Nope parts are very easy to come by. Mercury took them over at some point and most of the parts are the same as a lot of Mercury models.


----------



## pappastratos (Oct 9, 2007)

I have to hop in on this one, trophy boat, some are ok, before we smash them too bad, I am a sucker for a project. I looked at a nice pathfinder bay boat, it was nice except for 1 thing, the bow was breaking off. Had large cracks all the way to the cap where the hull turned started to straighten out on each side. I had a wellcraft that was less than 10 yrs old that was pretty bad. Saw a Mako that the stringer separated from the hull & water had beat a hole the size of a football in the hull. Just check for cracks all over the hull, soft floors & transom. Expect some type of electrical issue, light not working, bilge pump,,etc. Plenty of boats for sale, I drove 575 miles 1 way to get my current boat,,,


----------



## lsucole (May 7, 2009)

The Trophy line was Bayliners entry into the saltwater market after Brunswick bought out Bayliner/Force ( Force had been created when Bayliner bought out Chrysler Outboard). The center console Trophy's were actually made by the old VIP boat company in Vivian, Louisiana. They were actually a mid level boat with a great hull design. The Force motors were thirsty,, ( not loop charged), smoky, cold natured, but very reliable !


----------



## chad403 (Apr 20, 2008)

Sorry if I was insulting. I guess my statement should have read. I would purchase a boat of much better qaulity that has proven the test of time and do a possible repower. Boston whaler, Grady white, Scout, edgewater, hydrasport, pursuit, etc.


----------



## NoMoSurf (Oct 2, 2007)

chad403 said:


> Sorry if I was insulting. I guess my statement should have read. I would purchase a boat of much better qaulity that has proven the test of time and do a possible repower. Boston whaler, Grady white, Scout, edgewater, hydrasport, pursuit, etc.

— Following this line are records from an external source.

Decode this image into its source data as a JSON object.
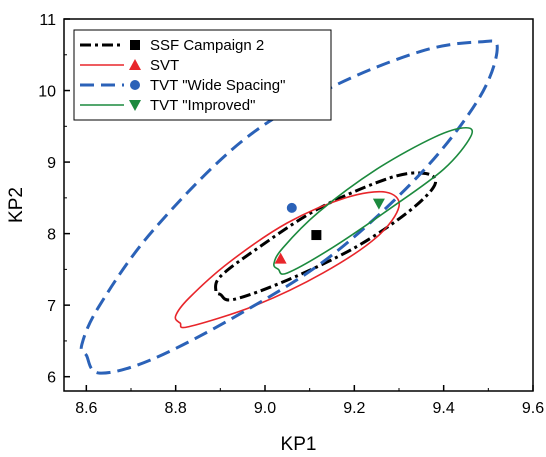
{
  "chart_data": {
    "type": "scatter",
    "xlabel": "KP1",
    "ylabel": "KP2",
    "xlim": [
      8.55,
      9.6
    ],
    "ylim": [
      5.8,
      11.0
    ],
    "xticks": [
      8.6,
      8.8,
      9.0,
      9.2,
      9.4,
      9.6
    ],
    "xtick_labels": [
      "8.6",
      "8.8",
      "9.0",
      "9.2",
      "9.4",
      "9.6"
    ],
    "yticks": [
      6,
      7,
      8,
      9,
      10,
      11
    ],
    "ytick_labels": [
      "6",
      "7",
      "8",
      "9",
      "10",
      "11"
    ],
    "grid": false,
    "legend_position": "top-left",
    "series": [
      {
        "name": "SSF Campaign 2",
        "color": "#000000",
        "line_style": "dash-dot",
        "marker": "square",
        "point": [
          9.115,
          7.98
        ],
        "ellipse": [
          [
            8.9,
            7.15
          ],
          [
            8.93,
            7.08
          ],
          [
            9.05,
            7.35
          ],
          [
            9.2,
            7.8
          ],
          [
            9.32,
            8.3
          ],
          [
            9.38,
            8.68
          ],
          [
            9.36,
            8.84
          ],
          [
            9.28,
            8.78
          ],
          [
            9.12,
            8.35
          ],
          [
            8.98,
            7.78
          ],
          [
            8.9,
            7.4
          ],
          [
            8.89,
            7.2
          ],
          [
            8.9,
            7.15
          ]
        ]
      },
      {
        "name": "SVT",
        "color": "#e8262b",
        "line_style": "solid",
        "marker": "triangle-up",
        "point": [
          9.035,
          7.65
        ],
        "ellipse": [
          [
            8.81,
            6.75
          ],
          [
            8.83,
            6.7
          ],
          [
            8.98,
            7.0
          ],
          [
            9.13,
            7.45
          ],
          [
            9.25,
            7.95
          ],
          [
            9.3,
            8.38
          ],
          [
            9.27,
            8.58
          ],
          [
            9.18,
            8.5
          ],
          [
            9.05,
            8.15
          ],
          [
            8.92,
            7.6
          ],
          [
            8.83,
            7.1
          ],
          [
            8.8,
            6.85
          ],
          [
            8.81,
            6.75
          ]
        ]
      },
      {
        "name": "TVT \"Wide Spacing\"",
        "color": "#2b62b8",
        "line_style": "dashed",
        "marker": "circle",
        "point": [
          9.06,
          8.36
        ],
        "ellipse": [
          [
            8.6,
            6.3
          ],
          [
            8.63,
            6.05
          ],
          [
            8.75,
            6.25
          ],
          [
            8.95,
            6.9
          ],
          [
            9.15,
            7.7
          ],
          [
            9.35,
            8.85
          ],
          [
            9.48,
            9.9
          ],
          [
            9.52,
            10.6
          ],
          [
            9.48,
            10.68
          ],
          [
            9.35,
            10.55
          ],
          [
            9.15,
            10.05
          ],
          [
            8.95,
            9.3
          ],
          [
            8.75,
            8.05
          ],
          [
            8.63,
            7.0
          ],
          [
            8.59,
            6.45
          ],
          [
            8.6,
            6.3
          ]
        ]
      },
      {
        "name": "TVT \"Improved\"",
        "color": "#1c8a3e",
        "line_style": "solid",
        "marker": "triangle-down",
        "point": [
          9.255,
          8.42
        ],
        "ellipse": [
          [
            9.03,
            7.5
          ],
          [
            9.05,
            7.45
          ],
          [
            9.15,
            7.8
          ],
          [
            9.28,
            8.35
          ],
          [
            9.4,
            8.9
          ],
          [
            9.46,
            9.35
          ],
          [
            9.45,
            9.48
          ],
          [
            9.38,
            9.35
          ],
          [
            9.25,
            8.9
          ],
          [
            9.12,
            8.3
          ],
          [
            9.04,
            7.8
          ],
          [
            9.02,
            7.58
          ],
          [
            9.03,
            7.5
          ]
        ]
      }
    ]
  }
}
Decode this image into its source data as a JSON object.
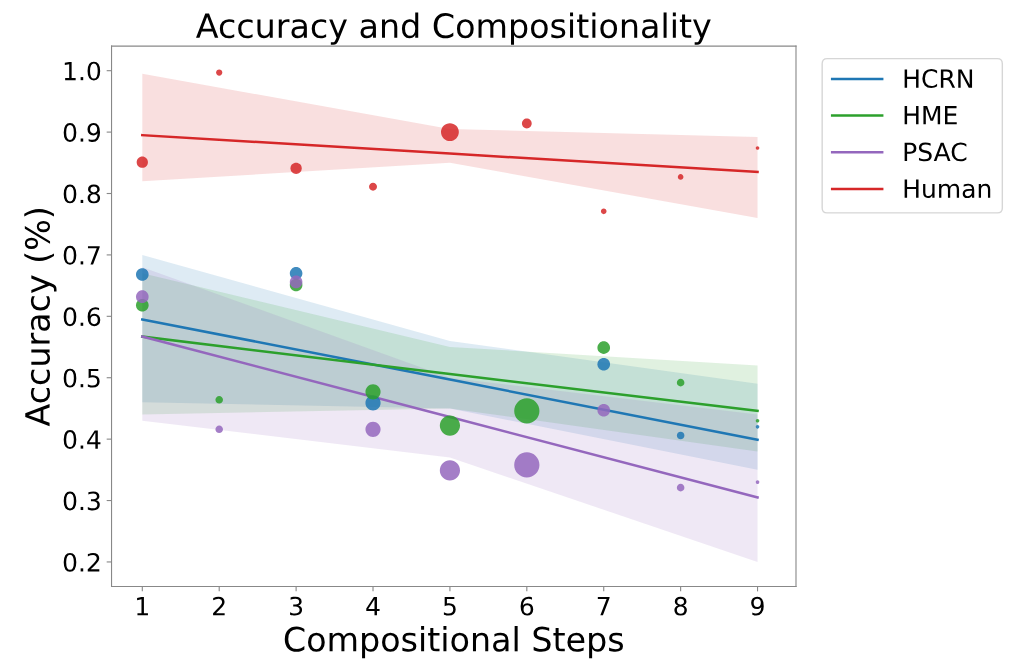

Boston Whaler and Edgewater? Even with the horrendous water intrusion problems? My buddy has an Edgewater that is full of water right now... It is pretty much what convinced me to not buy a fiberglass boat. Not in the market any more. I just cant find a boat worth having in my price range...

Back to Surf Fishing...


----------



## fish2day (Apr 9, 2011)

I picked up a 1996 Trophy 1903 CC/ Mercury 115 Offshore, out of a backyard that had been trailered for about 15 months. I had to do some re-wiring to the Bilge Pumps and lights, so the wiring appears to be less than desirable. The Hull design is very good and handles rough water well. The Mercury has ran great. I would buy one of these boats anytime if the price is within budget. I have owned several boats other than this and have a 23' offshore with twin Suzuki's now, and they will all cost you money. 
Alot of these opinions about Trophy boats are rumors from people that have never been owners. I see those considered to be the best in the shop, in storage and costing money to the owner on a regular basis. 
Inspect the boat before buying and have a good idea what you are purchasing, then you can make an educating decision regardless of who made the boat. Hope this helps.


----------



## chad403 (Apr 20, 2008)

O stupid me edgewater and whaler are crap too.......


----------



## NoMoSurf (Oct 2, 2007)

chad403 said:


> O stupid me edgewater and whaler are crap too.......


I just found it odd that you criticized Trophy as being an inferior boat, but did not cite any particular reason that you felt this way, yet you would buy a Boston Whaler or an Edgewater that have widely documented problems with water intrusion into the foam. I would say that a boat that is at or over it's weight limit before you even put any people on it is an inferior boat. Great when new, but not so much when 10 years have gone by.


----------



## NoMoSurf (Oct 2, 2007)

It's a moot point anyway... I'm out of the boat market.

I'm gonna sell both of the ones that I have now and just but an old aluminum boat.


----------



## chad403 (Apr 20, 2008)

Ok.......


----------



## bcahn (Jan 10, 2013)

Force is junk!


----------



## Stoker1 (Feb 17, 2014)

for a cheap no frills motor, I'd look into a Tohatsu or Nissan. Never owned one, but wouldn't think twice as long as its not saltwater abused and in decent shape.


----------



## drifterfisher (Oct 9, 2009)

NoMoSurf said:


> I'm gonna sell both of the ones that I have now and just but an old aluminum boat.



I love my old 1972 Lowe Line aluminum boat. Yes it rides rough in chop, but after hundreds if not thousands of trips it stays dry inside. Yes its riveted. And it has an Evinrude. I also ran a Tohatsu for several years.


----------